Create a prediction model
This example creates a Power Apps prediction AI model that uses the Online Shopper Intention table in Microsoft Dataverse. To get this sample data into your Dataverse environment, enable the Deploy sample apps and data setting when you create an environment as described in Build a model in AI Builder. Or, follow the more detailed instructions in Data preparation. After your sample data is in Dataverse, follow these steps to create your model.
Sign in to Power Apps, and then select AI Builder > Build.
Select Prediction. Enter a name for your model, and then select Create.
Select your historical outcome
Think of the prediction you want AI Builder to make. For example, for the question "Will this customer churn?", think about questions like these:
- Where is the table that contains information about customer churn?
- Is there a column there that specifically states whether the customer has churned?
- Are there unknowns in a column that might cause uncertainty?
Use this information to make your selections. Working with provided sample data, the question is "did this user who interacted with my online store make a purchase?" If they did, there should be revenue for that customer. Therefore, whether there's revenue for this customer should be the historical outcome. Wherever this information is empty is where AI Builder can help you make a prediction.

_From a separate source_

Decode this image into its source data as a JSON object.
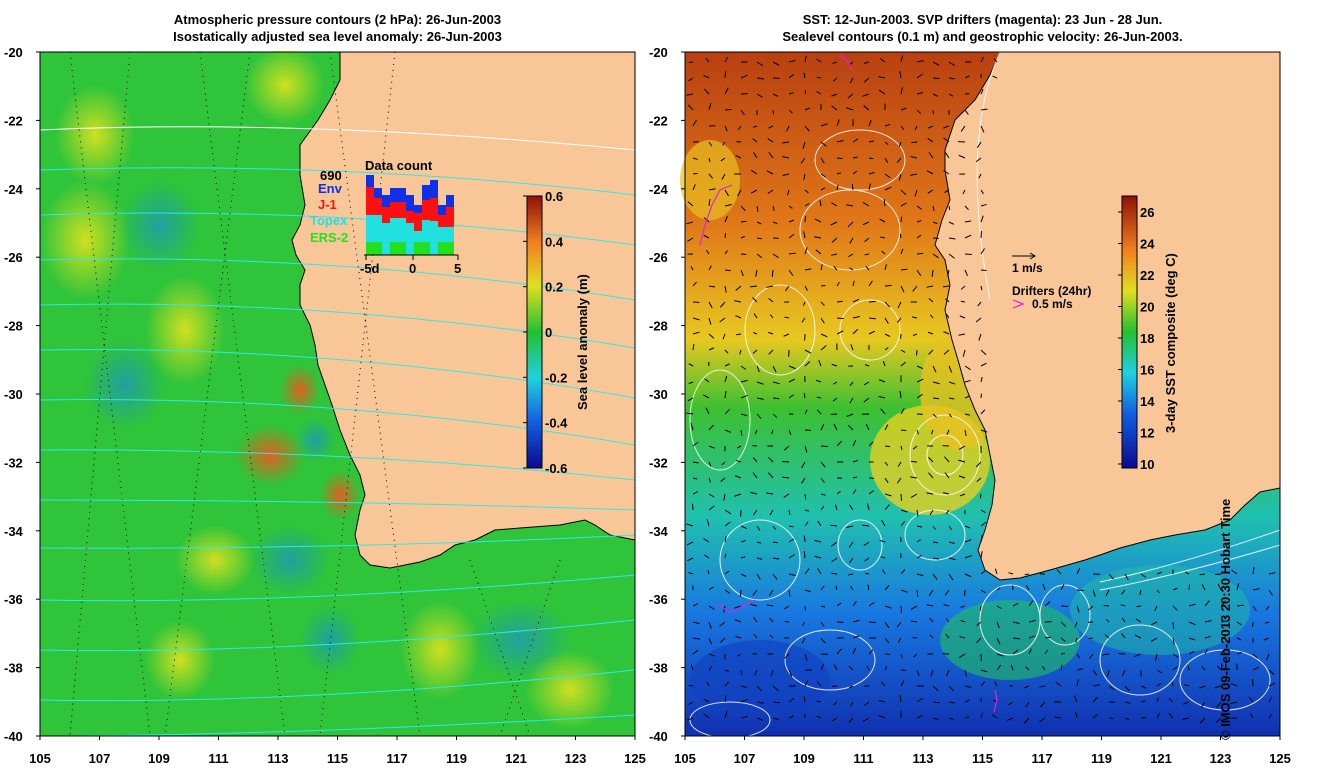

In the Table drop-down menu, select the table that contains the data and the outcome you want to predict. For the sample data, select Online shopper intention.
In the Column drop-down menu, select the column that contains the outcome. For the sample data, select Revenue (Label). Or, if you want to try out predicting a number, select ExitRates.

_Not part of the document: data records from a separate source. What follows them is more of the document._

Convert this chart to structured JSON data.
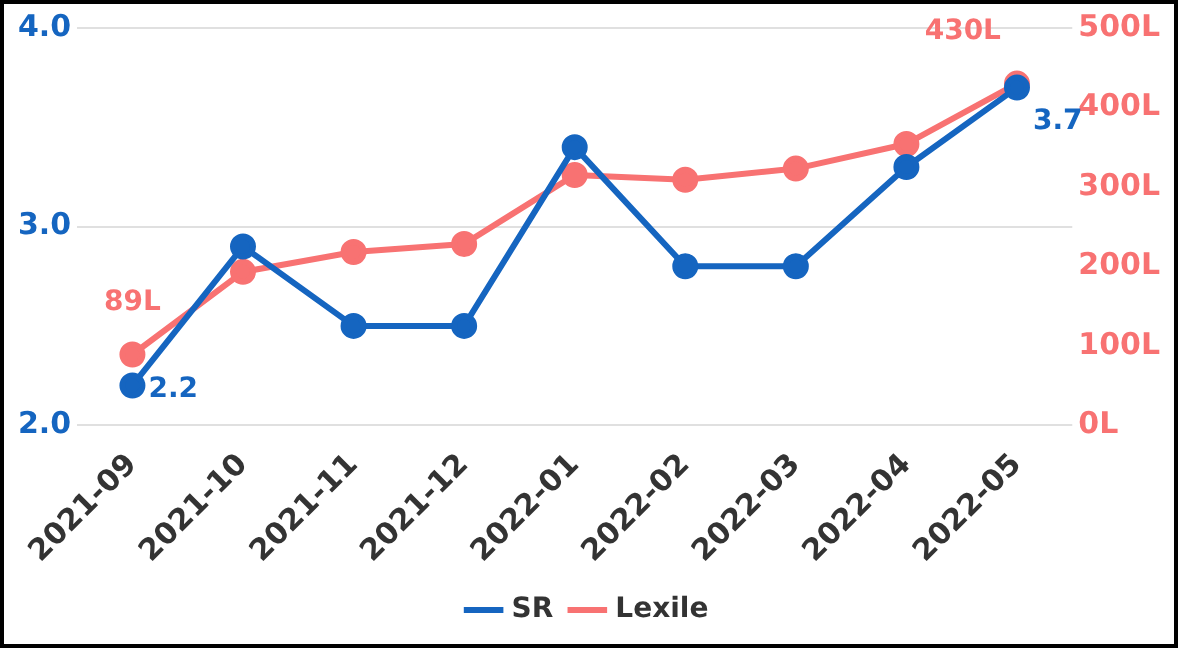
{
  "chart_data": {
    "type": "line",
    "categories": [
      "2021-09",
      "2021-10",
      "2021-11",
      "2021-12",
      "2022-01",
      "2022-02",
      "2022-03",
      "2022-04",
      "2022-05"
    ],
    "series": [
      {
        "name": "SR",
        "color": "#1565c0",
        "values": [
          2.2,
          2.9,
          2.5,
          2.5,
          3.4,
          2.8,
          2.8,
          3.3,
          3.7
        ],
        "value_labels": [
          "2.2",
          null,
          null,
          null,
          null,
          null,
          null,
          null,
          "3.7"
        ]
      },
      {
        "name": "Lexile",
        "color": "#f87272",
        "axis": "y2",
        "values": [
          89,
          193,
          218,
          228,
          315,
          309,
          323,
          354,
          430
        ],
        "value_labels": [
          "89L",
          null,
          null,
          null,
          null,
          null,
          null,
          null,
          "430L"
        ]
      }
    ],
    "ylim": [
      2,
      4
    ],
    "yticks": [
      {
        "value": 2,
        "label": "2.0"
      },
      {
        "value": 3,
        "label": "3.0"
      },
      {
        "value": 4,
        "label": "4.0"
      }
    ],
    "y2lim": [
      0,
      500
    ],
    "y2ticks": [
      {
        "value": 0,
        "label": "0L"
      },
      {
        "value": 100,
        "label": "100L"
      },
      {
        "value": 200,
        "label": "200L"
      },
      {
        "value": 300,
        "label": "300L"
      },
      {
        "value": 400,
        "label": "400L"
      },
      {
        "value": 500,
        "label": "500L"
      }
    ],
    "grid": "y",
    "legend": "bottom",
    "marker": "circle",
    "line_style": "solid"
  }
}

If you selected an option set that contains two or more outcomes, consider mapping it to "Yes" or "No" because you want to predict whether something will happen.
If you want to predict multiple outcomes, use the Brazilian e-commerce dataset in the sample, and select BC Order in the Table drop-down menu and Delivery Timelines in the Column drop-down menu.
AI Builder supports these data types for the outcome column:
- Whole number
- Decimal number
- Floating point number
Select the data columns to train your model
After you select the Table and Column and map your outcome, you can make changes to the data columns used to train the model. By default, all relevant columns are selected. You can deselect columns that might contribute to a less accurate model. If you don't know what to do here, don't worry. AI Builder will try to find columns that provide the best model possible. For the sample data, just leave everything as is and select Next.
Data column selection considerations
The most important thing to consider here is whether a column that isn't your historical outcome column is indirectly determined by the outcome.
Let's say you want to predict whether a shipment is going to be delayed. You might have the actual delivered date in your data. That date is only present after the order is delivered. So, if you include this column, the model will have close to 100 percent accuracy. The orders that you want to predict won't have been delivered yet, and won't have the delivered date column populated. So, you should deselect columns like this before training. In machine learning, this is called target leakage or data leakage. AI Builder tries to filter columns that are "too good to be true," but you should still check them.
When you're selecting data fields, some data types—like Image, which can't be used as input to train the model—aren't shown. In addition, system columns like Created On are excluded by default.
Use data from related tables
If you have related tables that might improve the performance of the prediction, you can include those as well. As you did when you wanted to predict whether a customer will churn, you should include additional information that might be in a separate table. AI Builder supports many-to-one relationships at this time.
Filter your data
After you select data columns for training, you can filter on your data. Your tables will contain all rows. However, you might want to concentrate on training and predicting on a subset of rows. If you know that there's irrelevant data within the same table you're using to train a model, you can use this step to filter it.
For example, if you apply a filter to look at only the US region, the model will train on rows where the outcome is known only for the US region. When this model is trained, it will only make a prediction for rows where the outcome is not known for only the US region.
The filtering experience is the same as in the Power Apps view editor. Start by adding:
- A row, which contains a single filter condition.
- A group, which allows you to nest your filter conditions.
- A related table, which allows you to create a filter condition on a related table.
Select the column, the operator, and the value that represents a filter condition. You can use the checkboxes to group rows or to bulk-delete rows.